Beta measures the volatility of a security or portfolio relative to an index. Less than one means lower volatility than the index; more than one means greater volatility.

JP Morgan Emerging Markets Bond Index Global (EMBI Global) tracks total returns for traded external debt instruments in the emerging markets.

US Treasury securities are direct debt obligations issued by the US Government. With government bonds, the investor is a creditor of the government.

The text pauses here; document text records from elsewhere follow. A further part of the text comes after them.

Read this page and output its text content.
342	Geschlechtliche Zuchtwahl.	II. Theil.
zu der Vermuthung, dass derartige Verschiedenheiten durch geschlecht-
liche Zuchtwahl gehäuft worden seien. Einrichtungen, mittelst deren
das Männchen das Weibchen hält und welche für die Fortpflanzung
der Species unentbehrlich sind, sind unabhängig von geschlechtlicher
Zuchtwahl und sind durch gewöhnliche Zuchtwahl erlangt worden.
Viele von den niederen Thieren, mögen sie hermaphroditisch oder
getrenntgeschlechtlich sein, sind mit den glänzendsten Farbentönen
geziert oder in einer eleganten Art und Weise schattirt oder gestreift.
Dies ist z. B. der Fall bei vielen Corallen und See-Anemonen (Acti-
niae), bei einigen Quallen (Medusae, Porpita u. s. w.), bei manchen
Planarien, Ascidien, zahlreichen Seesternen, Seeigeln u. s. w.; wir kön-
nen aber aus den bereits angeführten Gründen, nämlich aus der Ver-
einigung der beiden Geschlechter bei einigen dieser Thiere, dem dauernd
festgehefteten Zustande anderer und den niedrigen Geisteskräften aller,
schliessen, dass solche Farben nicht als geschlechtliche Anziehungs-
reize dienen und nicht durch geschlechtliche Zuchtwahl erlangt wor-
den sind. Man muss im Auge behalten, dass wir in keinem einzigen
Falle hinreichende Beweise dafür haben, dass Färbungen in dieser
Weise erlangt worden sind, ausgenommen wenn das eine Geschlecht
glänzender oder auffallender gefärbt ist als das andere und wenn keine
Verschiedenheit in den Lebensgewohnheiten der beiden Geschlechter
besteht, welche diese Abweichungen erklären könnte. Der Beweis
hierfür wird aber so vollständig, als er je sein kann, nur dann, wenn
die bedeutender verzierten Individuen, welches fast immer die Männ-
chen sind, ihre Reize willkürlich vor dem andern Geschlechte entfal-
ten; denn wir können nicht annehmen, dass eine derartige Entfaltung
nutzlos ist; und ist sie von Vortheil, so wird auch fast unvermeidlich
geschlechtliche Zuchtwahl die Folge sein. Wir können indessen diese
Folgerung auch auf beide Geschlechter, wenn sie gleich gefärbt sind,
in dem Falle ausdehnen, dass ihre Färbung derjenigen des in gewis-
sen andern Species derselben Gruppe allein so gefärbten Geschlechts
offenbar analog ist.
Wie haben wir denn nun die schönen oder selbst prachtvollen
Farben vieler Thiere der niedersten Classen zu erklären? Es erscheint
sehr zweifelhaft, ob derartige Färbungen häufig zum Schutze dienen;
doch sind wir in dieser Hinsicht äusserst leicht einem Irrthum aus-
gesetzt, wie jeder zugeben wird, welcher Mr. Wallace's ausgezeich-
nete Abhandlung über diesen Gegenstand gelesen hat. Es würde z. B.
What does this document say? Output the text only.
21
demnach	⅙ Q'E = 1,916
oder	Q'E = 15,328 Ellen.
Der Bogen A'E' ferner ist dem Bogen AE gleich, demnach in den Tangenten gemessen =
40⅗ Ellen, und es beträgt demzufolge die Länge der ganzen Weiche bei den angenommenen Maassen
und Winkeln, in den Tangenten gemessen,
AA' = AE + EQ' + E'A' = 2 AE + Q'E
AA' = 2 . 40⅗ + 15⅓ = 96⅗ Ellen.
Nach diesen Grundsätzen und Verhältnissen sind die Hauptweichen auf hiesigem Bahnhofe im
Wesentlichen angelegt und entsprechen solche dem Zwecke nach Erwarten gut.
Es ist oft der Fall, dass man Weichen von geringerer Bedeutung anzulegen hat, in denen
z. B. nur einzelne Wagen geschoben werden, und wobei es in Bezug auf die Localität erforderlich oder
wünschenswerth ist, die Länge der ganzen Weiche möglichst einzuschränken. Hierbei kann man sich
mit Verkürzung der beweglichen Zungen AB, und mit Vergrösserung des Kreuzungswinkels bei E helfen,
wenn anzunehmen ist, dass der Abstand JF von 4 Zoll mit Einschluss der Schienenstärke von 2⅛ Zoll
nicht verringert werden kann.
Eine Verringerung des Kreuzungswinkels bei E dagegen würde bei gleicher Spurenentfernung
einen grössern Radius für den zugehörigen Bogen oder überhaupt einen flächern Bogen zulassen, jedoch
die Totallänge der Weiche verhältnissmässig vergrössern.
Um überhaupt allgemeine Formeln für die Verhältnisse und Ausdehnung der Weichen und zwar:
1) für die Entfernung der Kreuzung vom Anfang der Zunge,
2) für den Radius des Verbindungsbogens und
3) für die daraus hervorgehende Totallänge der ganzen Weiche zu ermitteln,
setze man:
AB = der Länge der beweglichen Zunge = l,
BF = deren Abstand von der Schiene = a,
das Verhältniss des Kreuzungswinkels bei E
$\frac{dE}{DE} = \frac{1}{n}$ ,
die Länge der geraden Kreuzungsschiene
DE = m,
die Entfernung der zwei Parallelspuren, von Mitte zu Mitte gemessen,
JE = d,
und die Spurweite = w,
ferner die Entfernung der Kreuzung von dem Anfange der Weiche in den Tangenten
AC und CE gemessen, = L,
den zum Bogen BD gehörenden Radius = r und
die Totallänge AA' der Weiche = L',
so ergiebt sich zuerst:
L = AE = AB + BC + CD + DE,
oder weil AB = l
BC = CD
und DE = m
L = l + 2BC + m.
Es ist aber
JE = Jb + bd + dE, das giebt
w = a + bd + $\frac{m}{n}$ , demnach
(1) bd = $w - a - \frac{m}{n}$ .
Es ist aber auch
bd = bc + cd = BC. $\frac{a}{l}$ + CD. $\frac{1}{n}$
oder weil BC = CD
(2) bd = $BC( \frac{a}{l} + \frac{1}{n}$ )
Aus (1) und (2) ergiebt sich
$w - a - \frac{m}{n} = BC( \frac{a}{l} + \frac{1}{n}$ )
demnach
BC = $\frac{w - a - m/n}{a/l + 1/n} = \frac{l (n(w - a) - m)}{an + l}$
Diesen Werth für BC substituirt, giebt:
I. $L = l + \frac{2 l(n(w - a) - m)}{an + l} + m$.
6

Treasury Bills and US Government Bonds are guaranteed by the full faith and credit of the United States government, are generally considered to be free of credit risk and typically carry lower yields than other securities.

High-yield or “junk” bonds involve a greater risk of default and price volatility and can experience sudden and sharp price swings.

Credit Spread is the difference in yield between securities with similar maturity but different credit quality. Widening spreads generally indicate deteriorating creditworthiness of corporate borrowers, and narrowing indicate improving.